Over the course of many years my wife, Jean, and I have crossed the Atlantic five times to destinations in Europe where I amassed thousands of images, and yet not one of them has found its way onto my website, that is until our recent trip to Israel which resulted in "The Holy Land" portfolio. But Israel which is situated on the eastern Mediterranean is really Middle East, not what we usually think of as Europe. While processing my Israel images I got to thinking that I should revisit the Europe images and apply my evolving vision to some of those photos. This was probably stimulated too by two projects completed in San Francisco and San Diego in 2013 that piqued an interest in urbanscapes, architectural and street photography; my European images fed right into that genre. The result is the work in process "Visions of Europe".

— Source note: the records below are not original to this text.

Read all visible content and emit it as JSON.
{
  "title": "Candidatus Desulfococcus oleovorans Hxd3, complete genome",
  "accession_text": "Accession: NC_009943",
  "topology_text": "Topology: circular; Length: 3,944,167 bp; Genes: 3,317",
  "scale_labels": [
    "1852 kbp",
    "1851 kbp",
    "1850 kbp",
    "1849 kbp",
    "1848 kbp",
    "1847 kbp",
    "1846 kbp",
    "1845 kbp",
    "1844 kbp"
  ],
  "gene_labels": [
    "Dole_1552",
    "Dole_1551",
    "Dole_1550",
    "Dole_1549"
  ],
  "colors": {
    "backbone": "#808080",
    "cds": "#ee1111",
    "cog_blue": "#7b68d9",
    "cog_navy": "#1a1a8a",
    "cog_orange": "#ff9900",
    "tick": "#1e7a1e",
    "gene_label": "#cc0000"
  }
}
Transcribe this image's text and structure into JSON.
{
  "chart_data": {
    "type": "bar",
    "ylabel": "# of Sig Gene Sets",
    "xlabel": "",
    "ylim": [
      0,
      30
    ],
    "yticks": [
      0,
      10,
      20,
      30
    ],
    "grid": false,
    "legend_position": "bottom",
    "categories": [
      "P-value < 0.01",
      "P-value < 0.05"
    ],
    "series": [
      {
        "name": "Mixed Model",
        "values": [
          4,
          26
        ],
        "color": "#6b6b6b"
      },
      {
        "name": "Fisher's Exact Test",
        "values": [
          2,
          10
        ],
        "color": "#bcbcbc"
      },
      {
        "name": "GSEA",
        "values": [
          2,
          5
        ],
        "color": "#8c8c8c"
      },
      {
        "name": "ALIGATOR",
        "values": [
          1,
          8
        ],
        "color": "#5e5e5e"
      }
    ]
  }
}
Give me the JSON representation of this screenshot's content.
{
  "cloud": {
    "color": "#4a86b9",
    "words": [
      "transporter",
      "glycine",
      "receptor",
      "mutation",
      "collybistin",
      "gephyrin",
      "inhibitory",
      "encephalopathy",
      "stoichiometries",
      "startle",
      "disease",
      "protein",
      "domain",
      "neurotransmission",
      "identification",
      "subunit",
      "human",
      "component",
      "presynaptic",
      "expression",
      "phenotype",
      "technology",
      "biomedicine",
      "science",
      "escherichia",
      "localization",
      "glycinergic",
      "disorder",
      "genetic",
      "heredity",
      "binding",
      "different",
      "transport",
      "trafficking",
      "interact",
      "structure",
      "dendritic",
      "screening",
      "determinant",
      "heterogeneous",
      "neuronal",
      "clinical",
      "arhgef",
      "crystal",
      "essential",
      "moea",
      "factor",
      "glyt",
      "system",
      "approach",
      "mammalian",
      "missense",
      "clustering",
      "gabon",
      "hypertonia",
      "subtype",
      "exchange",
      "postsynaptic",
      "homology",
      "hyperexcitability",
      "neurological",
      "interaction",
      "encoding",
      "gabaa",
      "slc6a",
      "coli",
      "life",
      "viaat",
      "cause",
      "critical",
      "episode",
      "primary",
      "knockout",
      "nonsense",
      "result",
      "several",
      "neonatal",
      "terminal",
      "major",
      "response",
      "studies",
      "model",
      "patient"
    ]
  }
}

Visit any country in Europe and I guarantee one is going to find all the photo ops he can handle. From architecture, landscapes, people pictures, it's all there. The problem is that none of these trips were solely dedicated to photography and often I was without the gear I usually rely upon to create my best work. Three of these trips were on tours where I had limited time and had to work very quickly. The other two provided more discretion of subject matter but I was hampered by limited gear. So I've often considered the European images as "travel" photos and haven't done much with them. But now with more post production options available I can do more with these images than previously. Therefore, I've gone back to take another look. I'm finding that I do indeed have the raw material to create interesting images that will populate "Visions of Europe". It promises to be a large body of work.
Revisiting these images has been almost as exciting as when I first viewed them...sometimes years ago. The difference is that now I have a more developed vision of what I think they should look like and more tools at my disposal to make them look the way they do. I have always been inspired by the paintings of the Renaissance era with the aged and cracked paint. That kind of became the basis for my vision of Europe, particularly the architecture, old, warm tones, cracked paint and plaster, etc. This will be noticed in many of my images where I use textures, a variety of warm toned filters, high contrast techniques, and saturated colors to create an old, worn look. Do these images replicate what I actually saw? No, not necessarily, but I've already addressed that issue elsewhere and will not address that again. But, it is true that Europe is old and the architecture has a worn look. From the Baroque, to Romanesque, to Gothic, to modernistic...and everything in between Europe has ample examples to satisfy anyone.
With this blog I am posting the first group of images from Austria, the Czech Republic, and Hungary. More will follow soon, however, this will necessarily be a long term project as the type of editing I am doing takes considerable time.